К Казымову подошёл секретарь партийного бюро. Протянул другу папиросы, но тот их даже и не заметил... Зорин пощурился на бушующее пламя, справился о температуре, покачал головой и тоже предостерёг насчёт свода. Плавка шла на максимальной черте, за которой была авария. Даже Зорин, всегда восторженно преклонявшийся перед технической смелостью, испугался за Казымова.
— Смотри, танкист, не увлекись, не только о каше, о горшке подумай.
Нет, сталевар не забыл о печи! Он всё помнил, всё учитывал. В эти минуты высокого духовного подъёма, сосредоточив всё своё внимание на кипящей стали, он успевал думать и о жизни. Он знал, что сейчас рискует, и рискует не только своей репутацией. Но как бывало уже не раз за последние годы, в трудные минуты перед его глазами вставал величайший из людей[2] таким, каким в течение нескольких часов видел его Казымов на совещании стахановцев в Кремле. И сталевар мысленно спрашивал его совета: как же, как поступить? В чёрных глазах, мудрых, добрых и очень зорких, в улыбке, которая не виделась, а скорее угадывалась под тяжёлыми усами, он нашёл ответ: «Дерзай!» Этот дорогой образ, встававший перед ним в ослепительном сверкании расплавленной стали, внушал Казымову уверенность и энергию.
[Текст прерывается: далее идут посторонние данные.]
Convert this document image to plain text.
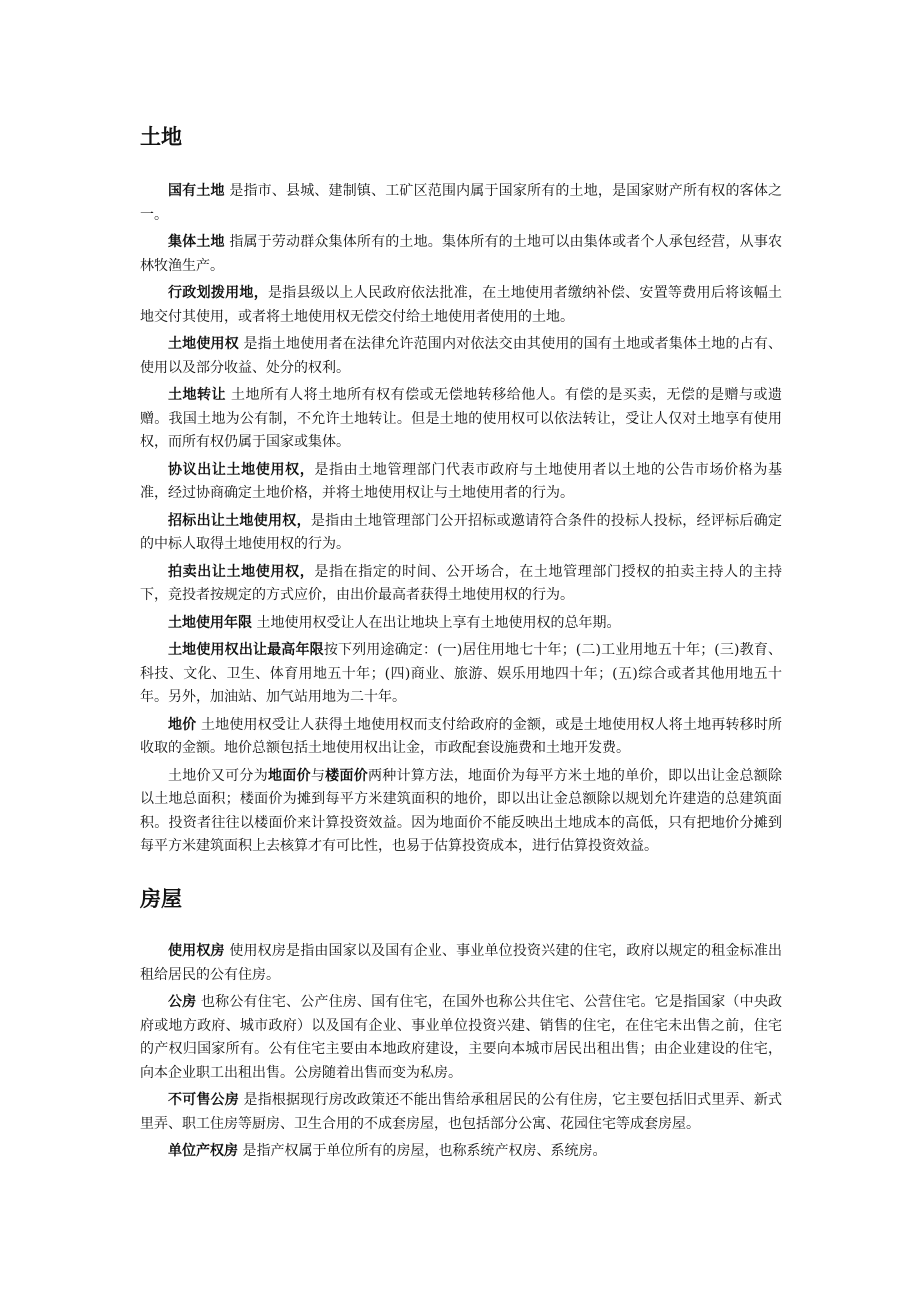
土地

国有土地 是指市、县城、建制镇、工矿区范围内属于国家所有的土地，是国家财产所有权的客体之一。

集体土地 指属于劳动群众集体所有的土地。集体所有的土地可以由集体或者个人承包经营，从事农林牧渔生产。

行政划拨用地，是指县级以上人民政府依法批准，在土地使用者缴纳补偿、安置等费用后将该幅土地交付其使用，或者将土地使用权无偿交付给土地使用者使用的土地。

土地使用权 是指土地使用者在法律允许范围内对依法交由其使用的国有土地或者集体土地的占有、使用以及部分收益、处分的权利。

土地转让 土地所有人将土地所有权有偿或无偿地转移给他人。有偿的是买卖，无偿的是赠与或遗赠。我国土地为公有制，不允许土地转让。但是土地的使用权可以依法转让，受让人仅对土地享有使用权，而所有权仍属于国家或集体。

协议出让土地使用权，是指由土地管理部门代表市政府与土地使用者以土地的公告市场价格为基准，经过协商确定土地价格，并将土地使用权让与土地使用者的行为。

招标出让土地使用权，是指由土地管理部门公开招标或邀请符合条件的投标人投标，经评标后确定的中标人取得土地使用权的行为。

拍卖出让土地使用权，是指在指定的时间、公开场合，在土地管理部门授权的拍卖主持人的主持下，竞投者按规定的方式应价，由出价最高者获得土地使用权的行为。

土地使用年限 土地使用权受让人在出让地块上享有土地使用权的总年期。

土地使用权出让最高年限按下列用途确定：(一)居住用地七十年；(二)工业用地五十年；(三)教育、科技、文化、卫生、体育用地五十年；(四)商业、旅游、娱乐用地四十年；(五)综合或者其他用地五十年。另外，加油站、加气站用地为二十年。

地价 土地使用权受让人获得土地使用权而支付给政府的金额，或是土地使用权人将土地再转移时所收取的金额。地价总额包括土地使用权出让金，市政配套设施费和土地开发费。

土地价又可分为地面价与楼面价两种计算方法，地面价为每平方米土地的单价，即以出让金总额除以土地总面积；楼面价为摊到每平方米建筑面积的地价，即以出让金总额除以规划允许建造的总建筑面积。投资者往往以楼面价来计算投资效益。因为地面价不能反映出土地成本的高低，只有把地价分摊到每平方米建筑面积上去核算才有可比性，也易于估算投资成本，进行估算投资效益。

房屋

使用权房 使用权房是指由国家以及国有企业、事业单位投资兴建的住宅，政府以规定的租金标准出租给居民的公有住房。

公房 也称公有住宅、公产住房、国有住宅，在国外也称公共住宅、公营住宅。它是指国家（中央政府或地方政府、城市政府）以及国有企业、事业单位投资兴建、销售的住宅，在住宅未出售之前，住宅的产权归国家所有。公有住宅主要由本地政府建设，主要向本城市居民出租出售；由企业建设的住宅，向本企业职工出租出售。公房随着出售而变为私房。

不可售公房 是指根据现行房改政策还不能出售给承租居民的公有住房，它主要包括旧式里弄、新式里弄、职工住房等厨房、卫生合用的不成套房屋，也包括部分公寓、花园住宅等成套房屋。

单位产权房 是指产权属于单位所有的房屋，也称系统产权房、系统房。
— Свод, свод не подпали! — теребил его за плечо Зорин.
— Ничего, ничего, пехота, и кашу сварю, и горшок цел будет! — весело ответил Казымов, не оглядываясь.
Он продолжал вести плавку на предельной температуре, зная, что пока он крепко держит в руке вожжи, печь не ослушается, авария не произойдёт. Эта уверенность в себе, в своих силах рождала в нём высокую радость — радость вдохновенного творчества, радость созидания, и она делала его непобедимым.
— Ух и здорово, Пантелей Петрович! Здорово, говорю! Аж дух захватывает, я так ни разу в жизни не плавил, — кричал в ухо подручный, и подвижная его мордочка светилась мальчишеским азартом.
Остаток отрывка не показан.